Labelling the Budget presented by Finance Minister Dr Nigel Clarke as “not bold enough”, Professor Densil Williams is pushing for the Government to dole out grants of $20,000 a month to the most vulnerable citizens for six months to help them better ride out the COVID-19 economic storm.
This, he said, would cost the country $24 billion, but could be crucial to the recovery of the economy, which is projected to contract between 10 and 12 per cent for the fiscal year ending March 31.
“We have to stimulate the economy. What we need to do is to get cash into the hands of individuals,” Williams, who is principal at The University of the West Indies, Five Islands Campus based in Antigua, said last Wednesday during a post-Budget Debate forum hosted by VM Wealth.
Williams said Clarke’s idea of issuing $10,000 to vaccinated adults over 60 years old, who do not have an income over $1.5 million, is a “good start”.
“But I think that we have to go much further and be more aggressive,” he charged.
Williams ominously warned that if the Jamaican economy does not grow at a rate of about three per cent or more, it will take at least a decade for the gross domestic product (GDP) to be returned to 2019 levels.
He said the Government had roughly $301 billion to “play with” to drive a robust recovery from the pandemic.
“If we grow at, say, three per cent post-2020, we would see a recovery roughly at about 2025,” he said.
“Critically, the programmes that we are going to spend that $301 billion on for the next fiscal year should be robust enough to drive the economic growth that we are going to be needing to recover, and most important, put back that 135,000 people into employment,” Williams argued.
The Government is planning to spend $830.78 billion to finance the affairs of the country in the 2021-22 fiscal year.
Williams said the $60-billion SERVE Jamaica programme was a good framework to anchor the recovery process, but the Government needs to be more aggressive.
Williams is also pushing for the Government to lift the tax burden on the middle class.
“When you are in a contraction, you need to come with a counter-cyclical policy, and what we need to do as one of the counter-cyclical measures is actually reduce taxes,” he said.
Williams proposed a reduction in the pay as you earn tax from 25 per cent of income to 20 per cent, which he contended will generate $12 billion for the economy.
“If you do that, and take the consumption multiplier and we look at how that will translate and reverberate through the economy, we are talking about even calling back about $4.5 billion in general consumption tax,” the university professor argued.
He said the net impact of the measure will be about $7.5 billion.
Williams also said the Government should establish a $46-billion fund that will go towards infrastructure development, with approximately $30 billion going towards projects such as roads, broadband and irrigation.
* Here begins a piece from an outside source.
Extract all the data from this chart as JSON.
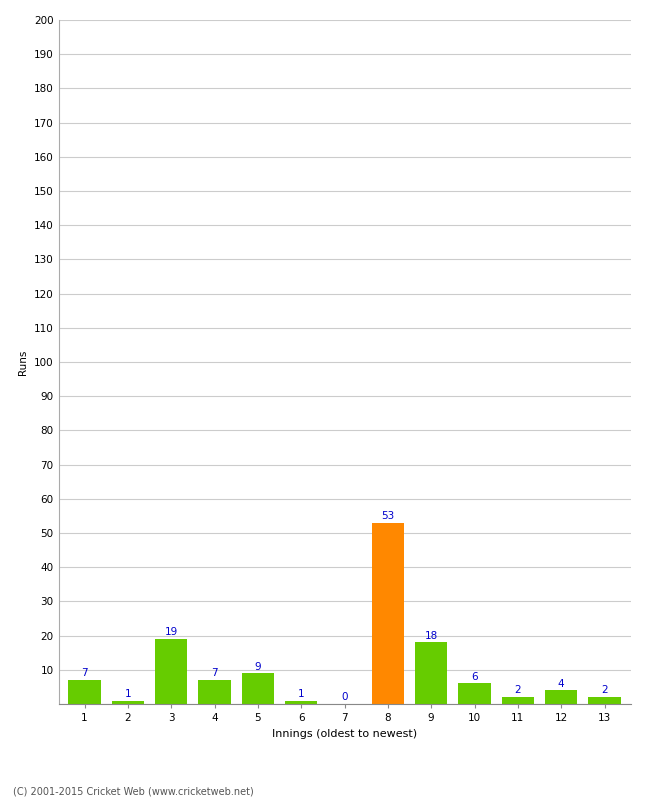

He is pushing also for $1 billion to be provided for the creative sector to generate businesses using artificial intelligence and information and communication technologies, with another $15 billion loan package that could support working capital for micro, small and medium-sized enterprises.
“We recognise that in a pandemic, in a recovery process, what we do not want is to lose business and allow businesses to close. We are looking at how we can support businesses so that they can remain open. When things get better, they can think about repaying that money that they would have gotten from the State,” Williams asserted, mentioning that the total of his proposal was $82 billion.
By reducing the primary surplus from 6.1 per cent to four per cent, Williams believes the Government will be able to facilitate the spending that is required to launch the recovery programme in an aggressive way as he has proposed.